Niché sur une falaise surplombant la baie d’Oran et faisant face au mont Murdjadjo, le «Jardin Citadin 2» à Hai Khemisti est devenu, en ces soirées caniculaires, un lieu privilégié de détente pour les familles oranaises et même celles venues d’autres régions du pays. Dès le coucher du soleil, avec les premières brises fraîches de la nuit et jusque tard dans la soirée, le jardin est pris d’assaut par des familles venues passer des moments de détente. Certaines s’y installent pour un dîner en plein-air, d’autres profitent de l’espace ouvert pour laisser leurs enfants gambader, faire du vélo ou de la trottinette. Des anniversaires ou des réussites scolaires sont parfois célébrés dans ce cadre idyllique.
Cependant, ce tableau est régulièrement troublé par des hordes de motos envahissant les allées du jardin, faisant du bruit et mettant en danger les visiteurs. Ces motos, dont les conducteurs ne portent pas de casque, circulent à grande vitesse sans souci pour la sécurité des familles, notamment des plus jeunes. Les conducteurs, généralement vêtus de tenues de sport, polluent l’air avec des décibels provenant de leurs enceintes diffusant des chansons rai, et n’hésitent pas à importuner les familles. Cette situation commence à agacer sérieusement les visiteurs. Abdenour, jeune père de famille, témoigne : «Je viens ici presque chaque soir pour passer un moment agréable avec ma femme et mes deux jeunes enfants. Mais la présence de ces motos est très dérangeante. Ils roulent trop vite et j’ai peur qu’on percute mes enfants lorsqu’ils jouent. Je suis constamment sur le qui-vive».

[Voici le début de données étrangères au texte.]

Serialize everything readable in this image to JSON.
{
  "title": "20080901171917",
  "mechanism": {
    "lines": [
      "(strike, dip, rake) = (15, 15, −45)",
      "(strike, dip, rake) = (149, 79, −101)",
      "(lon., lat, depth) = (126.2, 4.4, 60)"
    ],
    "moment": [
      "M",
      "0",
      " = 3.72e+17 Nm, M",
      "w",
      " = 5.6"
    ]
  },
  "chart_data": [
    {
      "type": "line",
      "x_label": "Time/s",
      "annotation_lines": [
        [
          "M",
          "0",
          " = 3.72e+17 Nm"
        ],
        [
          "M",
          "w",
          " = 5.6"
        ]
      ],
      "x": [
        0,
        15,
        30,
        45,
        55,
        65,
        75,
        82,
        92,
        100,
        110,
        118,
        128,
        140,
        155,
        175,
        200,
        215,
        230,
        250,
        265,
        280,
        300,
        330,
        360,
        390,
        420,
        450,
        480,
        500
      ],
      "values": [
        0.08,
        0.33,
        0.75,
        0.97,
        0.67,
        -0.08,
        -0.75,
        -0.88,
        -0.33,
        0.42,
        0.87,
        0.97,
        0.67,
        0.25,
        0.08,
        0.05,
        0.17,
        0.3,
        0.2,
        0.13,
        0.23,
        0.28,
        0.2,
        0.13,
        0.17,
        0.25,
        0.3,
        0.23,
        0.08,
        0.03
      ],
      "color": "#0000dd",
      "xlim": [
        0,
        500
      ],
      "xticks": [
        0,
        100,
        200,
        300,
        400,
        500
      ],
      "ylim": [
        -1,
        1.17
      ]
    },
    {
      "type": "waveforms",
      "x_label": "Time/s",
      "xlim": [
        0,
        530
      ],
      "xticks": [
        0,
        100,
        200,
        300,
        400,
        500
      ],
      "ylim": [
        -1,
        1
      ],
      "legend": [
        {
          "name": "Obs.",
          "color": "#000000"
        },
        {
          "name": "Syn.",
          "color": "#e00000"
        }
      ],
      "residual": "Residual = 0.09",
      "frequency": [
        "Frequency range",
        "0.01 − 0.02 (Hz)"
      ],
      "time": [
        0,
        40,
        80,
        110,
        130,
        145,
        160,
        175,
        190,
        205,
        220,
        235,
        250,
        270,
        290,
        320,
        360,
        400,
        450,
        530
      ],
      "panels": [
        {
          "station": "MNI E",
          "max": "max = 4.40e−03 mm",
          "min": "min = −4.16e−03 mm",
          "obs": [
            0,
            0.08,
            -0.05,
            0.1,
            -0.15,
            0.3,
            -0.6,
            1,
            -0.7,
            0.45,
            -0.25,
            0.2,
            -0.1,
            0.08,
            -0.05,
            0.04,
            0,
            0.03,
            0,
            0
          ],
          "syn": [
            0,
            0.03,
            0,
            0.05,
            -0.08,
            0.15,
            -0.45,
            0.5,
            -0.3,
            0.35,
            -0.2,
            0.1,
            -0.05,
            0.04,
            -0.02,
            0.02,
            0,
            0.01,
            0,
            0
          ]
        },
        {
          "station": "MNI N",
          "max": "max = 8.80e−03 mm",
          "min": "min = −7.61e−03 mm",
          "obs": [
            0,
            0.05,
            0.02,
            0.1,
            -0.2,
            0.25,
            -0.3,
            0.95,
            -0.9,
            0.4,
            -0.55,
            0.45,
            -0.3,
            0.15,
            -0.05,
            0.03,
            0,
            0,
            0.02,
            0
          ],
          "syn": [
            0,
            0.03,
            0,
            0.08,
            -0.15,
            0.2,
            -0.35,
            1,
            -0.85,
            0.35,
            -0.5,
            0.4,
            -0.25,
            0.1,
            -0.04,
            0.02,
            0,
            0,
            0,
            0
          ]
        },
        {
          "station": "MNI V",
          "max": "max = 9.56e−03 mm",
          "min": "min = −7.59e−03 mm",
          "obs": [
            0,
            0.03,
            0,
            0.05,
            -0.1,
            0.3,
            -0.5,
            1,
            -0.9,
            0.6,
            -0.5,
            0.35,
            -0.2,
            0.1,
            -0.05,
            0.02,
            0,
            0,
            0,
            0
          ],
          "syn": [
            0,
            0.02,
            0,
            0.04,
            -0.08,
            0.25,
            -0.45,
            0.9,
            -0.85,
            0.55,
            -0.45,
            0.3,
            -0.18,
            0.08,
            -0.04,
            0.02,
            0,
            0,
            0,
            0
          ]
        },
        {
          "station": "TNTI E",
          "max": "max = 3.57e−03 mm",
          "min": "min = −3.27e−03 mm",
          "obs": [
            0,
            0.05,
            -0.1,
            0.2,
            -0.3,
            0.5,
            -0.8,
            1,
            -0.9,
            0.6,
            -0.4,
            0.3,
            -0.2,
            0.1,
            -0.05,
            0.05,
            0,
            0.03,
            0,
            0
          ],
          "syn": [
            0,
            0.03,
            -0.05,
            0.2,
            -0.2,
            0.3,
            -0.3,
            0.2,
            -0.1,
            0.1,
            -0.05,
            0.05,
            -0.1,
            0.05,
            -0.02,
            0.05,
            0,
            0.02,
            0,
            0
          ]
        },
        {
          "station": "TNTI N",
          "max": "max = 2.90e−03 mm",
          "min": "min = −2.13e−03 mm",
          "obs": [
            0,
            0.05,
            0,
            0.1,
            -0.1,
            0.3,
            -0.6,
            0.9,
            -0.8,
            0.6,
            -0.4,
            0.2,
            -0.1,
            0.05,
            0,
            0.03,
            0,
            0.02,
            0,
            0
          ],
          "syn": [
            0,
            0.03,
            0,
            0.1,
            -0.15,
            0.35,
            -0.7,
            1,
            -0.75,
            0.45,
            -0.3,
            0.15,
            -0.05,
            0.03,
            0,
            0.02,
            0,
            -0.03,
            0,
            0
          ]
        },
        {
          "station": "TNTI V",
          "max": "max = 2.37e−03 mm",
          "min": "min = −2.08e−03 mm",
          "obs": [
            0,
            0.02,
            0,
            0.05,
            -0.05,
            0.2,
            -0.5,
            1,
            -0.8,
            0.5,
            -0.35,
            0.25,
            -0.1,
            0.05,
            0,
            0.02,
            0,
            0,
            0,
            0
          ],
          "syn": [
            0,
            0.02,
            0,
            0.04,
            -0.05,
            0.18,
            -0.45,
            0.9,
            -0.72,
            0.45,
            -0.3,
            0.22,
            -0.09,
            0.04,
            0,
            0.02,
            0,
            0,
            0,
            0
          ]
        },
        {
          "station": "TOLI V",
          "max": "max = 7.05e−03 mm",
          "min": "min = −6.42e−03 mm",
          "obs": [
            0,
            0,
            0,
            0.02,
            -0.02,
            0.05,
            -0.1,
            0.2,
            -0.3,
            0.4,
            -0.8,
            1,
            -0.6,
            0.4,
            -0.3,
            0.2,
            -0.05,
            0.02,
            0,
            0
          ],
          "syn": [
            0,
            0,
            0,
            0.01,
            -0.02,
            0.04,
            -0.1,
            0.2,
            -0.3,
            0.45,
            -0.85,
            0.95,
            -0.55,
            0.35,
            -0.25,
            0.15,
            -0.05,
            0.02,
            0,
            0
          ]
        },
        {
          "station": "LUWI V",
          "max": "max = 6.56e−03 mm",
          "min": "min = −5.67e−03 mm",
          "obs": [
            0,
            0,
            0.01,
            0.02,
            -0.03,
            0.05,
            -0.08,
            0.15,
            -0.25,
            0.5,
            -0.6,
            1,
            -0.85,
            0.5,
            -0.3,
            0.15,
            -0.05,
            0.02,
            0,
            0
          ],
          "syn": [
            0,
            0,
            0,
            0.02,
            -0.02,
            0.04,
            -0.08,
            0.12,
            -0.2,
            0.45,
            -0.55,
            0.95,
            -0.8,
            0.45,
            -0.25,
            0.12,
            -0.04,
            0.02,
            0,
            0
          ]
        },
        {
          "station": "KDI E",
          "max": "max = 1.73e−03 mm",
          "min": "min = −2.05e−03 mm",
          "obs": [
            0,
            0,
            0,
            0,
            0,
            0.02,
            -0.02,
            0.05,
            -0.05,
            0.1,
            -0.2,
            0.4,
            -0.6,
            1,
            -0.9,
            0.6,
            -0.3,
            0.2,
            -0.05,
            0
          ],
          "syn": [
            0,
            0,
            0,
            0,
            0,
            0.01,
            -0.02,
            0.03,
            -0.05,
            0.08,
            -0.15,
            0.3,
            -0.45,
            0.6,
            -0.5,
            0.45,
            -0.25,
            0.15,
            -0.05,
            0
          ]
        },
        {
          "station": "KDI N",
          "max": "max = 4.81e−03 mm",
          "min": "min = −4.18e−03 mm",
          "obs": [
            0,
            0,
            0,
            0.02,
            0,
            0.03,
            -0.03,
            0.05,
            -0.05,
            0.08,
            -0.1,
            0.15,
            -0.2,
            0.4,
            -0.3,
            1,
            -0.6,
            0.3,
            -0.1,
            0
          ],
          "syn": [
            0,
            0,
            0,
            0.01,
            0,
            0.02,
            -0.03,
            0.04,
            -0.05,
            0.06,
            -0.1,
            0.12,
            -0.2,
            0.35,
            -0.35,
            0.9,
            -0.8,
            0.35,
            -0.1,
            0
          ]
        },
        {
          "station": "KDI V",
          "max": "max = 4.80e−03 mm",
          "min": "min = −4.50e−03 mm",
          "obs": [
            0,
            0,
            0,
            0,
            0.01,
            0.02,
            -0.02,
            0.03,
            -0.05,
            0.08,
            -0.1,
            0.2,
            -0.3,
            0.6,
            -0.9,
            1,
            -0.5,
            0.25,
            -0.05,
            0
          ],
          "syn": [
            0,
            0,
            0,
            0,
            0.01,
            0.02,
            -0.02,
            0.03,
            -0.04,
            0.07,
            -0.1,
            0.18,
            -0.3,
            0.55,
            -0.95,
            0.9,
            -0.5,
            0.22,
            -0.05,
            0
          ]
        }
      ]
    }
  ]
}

Nécessité d’une présence sécuritaire
De même, Hadja Fatéma, originaire de Tissemsilt et en vacances à El Bahia, ajoute : «Ces motos font un bruit infernal. Parfois, nous n’arrivons même pas à nous entendre. Nous sommes venus ici pour profiter du calme et contempler Oran la nuit, mais nous sommes confrontés à de nombreux désagréments. Le pire, c’est que certains individus vont jusqu’à importuner des jeunes filles en présence de leurs familles, provoquant des conflits». Les familles présentes sur les lieux sont unanimes : une présence sécuritaire visible et dissuasive est vivement souhaitée, ainsi qu’une interdiction d’accès aux motos pour garantir la sérénité du lieu.
Il est également à noter que de nombreux visiteurs, peu importe l’âge ou le sexe, enjambent les rambardes et s’approchent dangereusement du bord de la falaise. Certains le font pour prendre des selfies, d’autres pour s’asseoir et admirer la vue, ou même se détendre au bord du précipice. Il est crucial que les autorités en charge de ce bel endroit interviennent pour remettre à l’ordre ces personnes inconscientes du danger qu’elles encourent, afin de prévenir les accidents tragiques qui surviennent trop souvent en ces lieux pendant les périodes de vacances.